Affirmation to exiles.

I was out on a run, listening to Chris Brogan. He was talking about helping people feel like insiders, like they matter to your company.
I thought about a study we did in 1 Peter the night before. Peter is talking to people living in modern Turkey. According to one commentator, these readers had started as Jews, living in Rome, who decided to follow Jesus. In one of the frequent Roman efforts to balance the budget by clearing non-citizens out of the capital, the Jews were exiled from Rome. And, because the Christians were considered a subset of Jews, they got sent away too. Often, exiles would go to Roman colonies where they were actually valuable as settlers who understood Roman ways, even though they had never been citizens. Kind of like some of the people who were early settlers of this country.

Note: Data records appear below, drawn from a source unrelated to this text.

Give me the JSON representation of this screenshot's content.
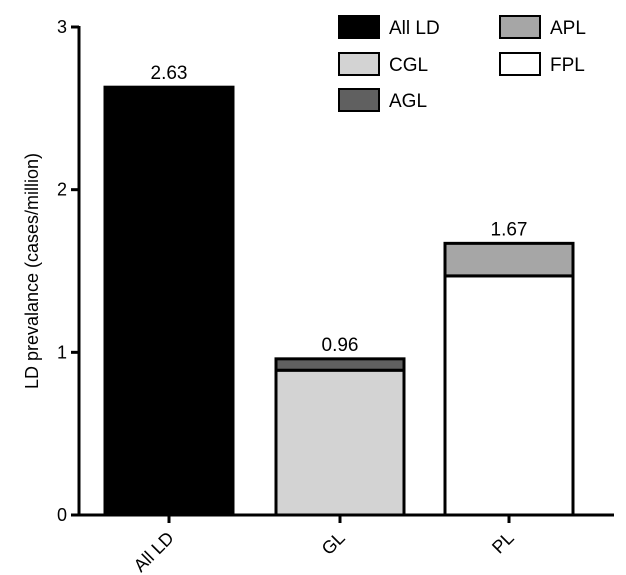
{
  "chart_data": {
    "type": "bar",
    "stacked": true,
    "ylabel": "LD prevalance (cases/million)",
    "ylim": [
      0,
      3
    ],
    "yticks": [
      "0",
      "1",
      "2",
      "3"
    ],
    "categories": [
      "All LD",
      "GL",
      "PL"
    ],
    "totals": [
      "2.63",
      "0.96",
      "1.67"
    ],
    "series": [
      {
        "name": "All LD",
        "color": "#000000",
        "values": [
          2.63,
          0,
          0
        ]
      },
      {
        "name": "CGL",
        "color": "#d3d3d3",
        "values": [
          0,
          0.89,
          0
        ]
      },
      {
        "name": "AGL",
        "color": "#606060",
        "values": [
          0,
          0.07,
          0
        ]
      },
      {
        "name": "FPL",
        "color": "#ffffff",
        "values": [
          0,
          0,
          1.47
        ]
      },
      {
        "name": "APL",
        "color": "#a6a6a6",
        "values": [
          0,
          0,
          0.2
        ]
      }
    ],
    "legend": {
      "placement": "top-right",
      "columns": [
        [
          "All LD",
          "CGL",
          "AGL"
        ],
        [
          "APL",
          "FPL"
        ]
      ]
    }
  }
}
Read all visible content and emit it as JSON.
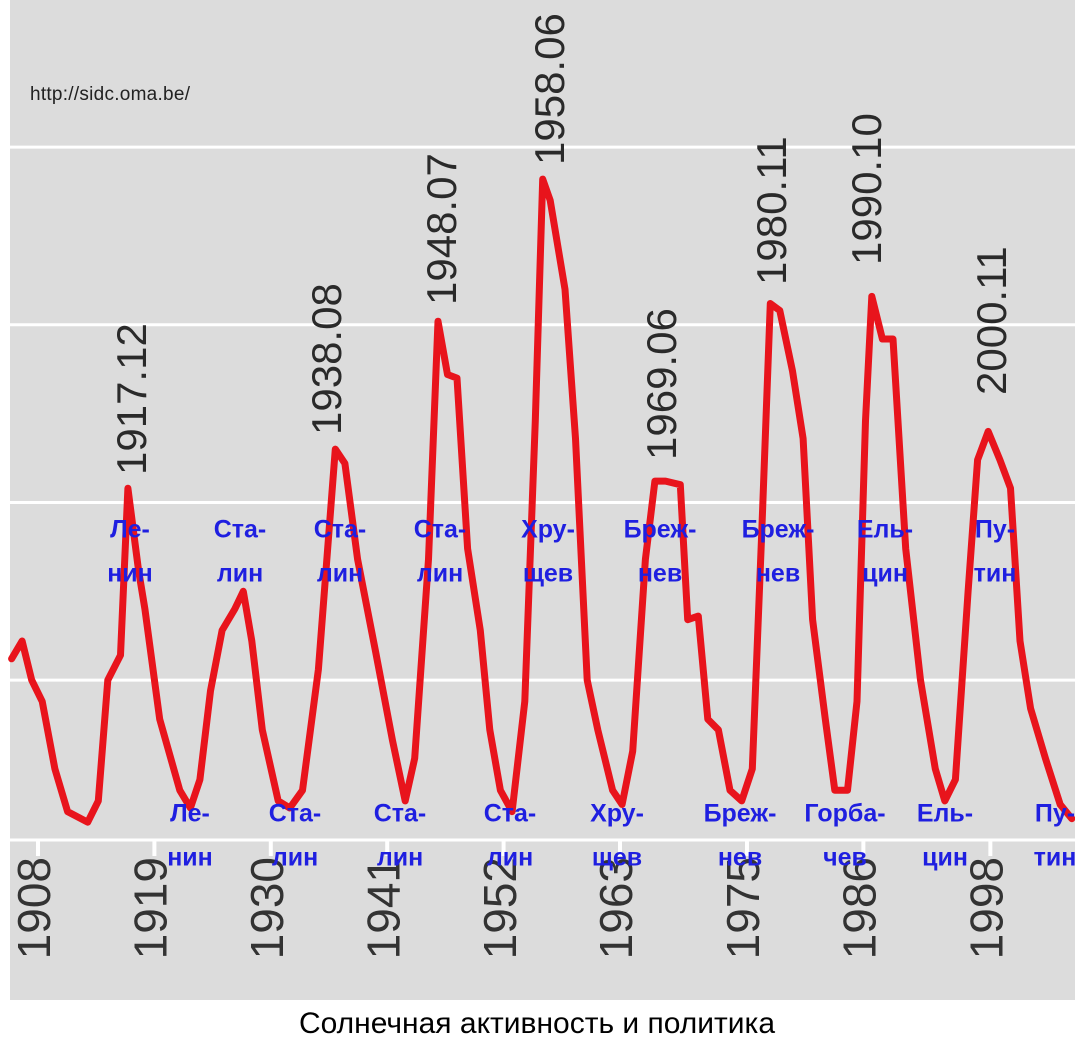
{
  "chart_data": {
    "type": "line",
    "caption": "Солнечная активность и политика",
    "source": "http://sidc.oma.be/",
    "color": "#e8141c",
    "grid": true,
    "xlim": [
      1905.5,
      2006
    ],
    "ylim": [
      5,
      240
    ],
    "xticks": [
      1908,
      1919,
      1930,
      1941,
      1952,
      1963,
      1975,
      1986,
      1998
    ],
    "yticks": [
      50,
      100,
      150,
      200
    ],
    "x": [
      1905.5,
      1906.5,
      1907.4,
      1908.4,
      1909.6,
      1910.8,
      1912.7,
      1913.7,
      1914.6,
      1915.8,
      1916.5,
      1917.5,
      1918.1,
      1919.5,
      1921.4,
      1922.4,
      1923.3,
      1924.3,
      1925.4,
      1926.6,
      1927.4,
      1928.2,
      1929.2,
      1930.7,
      1931.8,
      1933.0,
      1934.5,
      1936.1,
      1937.0,
      1938.2,
      1939.9,
      1941.5,
      1942.7,
      1943.6,
      1944.9,
      1945.8,
      1946.7,
      1947.6,
      1948.6,
      1949.8,
      1950.7,
      1951.7,
      1952.8,
      1954.0,
      1955.0,
      1955.7,
      1956.4,
      1957.8,
      1958.8,
      1959.9,
      1960.9,
      1962.3,
      1963.2,
      1964.2,
      1965.4,
      1966.3,
      1967.3,
      1968.7,
      1969.4,
      1970.4,
      1971.3,
      1972.3,
      1973.4,
      1974.5,
      1975.5,
      1976.4,
      1977.2,
      1978.1,
      1979.3,
      1980.3,
      1981.2,
      1982.4,
      1983.3,
      1984.5,
      1985.4,
      1986.2,
      1986.8,
      1987.8,
      1988.8,
      1990.0,
      1991.4,
      1992.8,
      1993.7,
      1994.7,
      1995.9,
      1996.8,
      1997.8,
      1998.9,
      1999.9,
      2000.8,
      2001.8,
      2003.2,
      2004.6,
      2005.7
    ],
    "values": [
      56,
      61,
      50,
      44,
      25,
      13,
      10,
      16,
      50,
      57,
      104,
      81,
      70,
      39,
      19,
      14,
      22,
      47,
      64,
      70,
      75,
      61,
      36,
      16,
      14,
      19,
      53,
      115,
      111,
      84,
      58,
      33,
      16,
      28,
      84,
      151,
      136,
      135,
      87,
      64,
      36,
      19,
      13,
      44,
      123,
      191,
      185,
      160,
      118,
      50,
      36,
      19,
      15,
      30,
      84,
      106,
      106,
      105,
      67,
      68,
      39,
      36,
      19,
      16,
      25,
      92,
      156,
      154,
      137,
      118,
      67,
      39,
      19,
      19,
      44,
      123,
      158,
      146,
      146,
      87,
      50,
      25,
      16,
      22,
      75,
      112,
      120,
      112,
      104,
      61,
      42,
      28,
      15,
      11
    ],
    "annotations": {
      "peaks": [
        "1917.12",
        "1938.08",
        "1948.07",
        "1958.06",
        "1969.06",
        "1980.11",
        "1990.10",
        "2000.11"
      ],
      "leaders_high": [
        [
          "Ле-",
          "нин"
        ],
        [
          "Ста-",
          "лин"
        ],
        [
          "Ста-",
          "лин"
        ],
        [
          "Ста-",
          "лин"
        ],
        [
          "Хру-",
          "щев"
        ],
        [
          "Бреж-",
          "нев"
        ],
        [
          "Бреж-",
          "нев"
        ],
        [
          "Ель-",
          "цин"
        ],
        [
          "Пу-",
          "тин"
        ]
      ],
      "leaders_low": [
        [
          "Ле-",
          "нин"
        ],
        [
          "Ста-",
          "лин"
        ],
        [
          "Ста-",
          "лин"
        ],
        [
          "Ста-",
          "лин"
        ],
        [
          "Хру-",
          "щев"
        ],
        [
          "Бреж-",
          "нев"
        ],
        [
          "Горба-",
          "чев"
        ],
        [
          "Ель-",
          "цин"
        ],
        [
          "Пу-",
          "тин"
        ]
      ]
    }
  }
}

So now you have a group of people who 1) were at odds with the Jewish leaders 2) were at odds with the Roman central government 3) who were living in newly occupied territory so they weren’t loved by the locals and 4) who were only loosely affiliated with the occupying forces. And Peter writes them a letter and says,
But you are a chosen race, a royal priesthood,
a holy nation, a people for His possession,
so that you may proclaim the praises
of the One who called you out of darkness
into His marvelous light.
Once you were not a people,
but now you are God’s people;
you had not received mercy,
but now you have received mercy.–
To our ears, that sounds like typical arrogant Christian triumphalism.
To their ears, living as cultural and religious and geographic exiles, it was the ultimate insider affirmation, coming from a guy who actually KNEW Jesus, who had been forgiven by him, who had credibility for being locked up and living as an outcast himself.
It’s a powerful thing to remind people on the outside that they matter.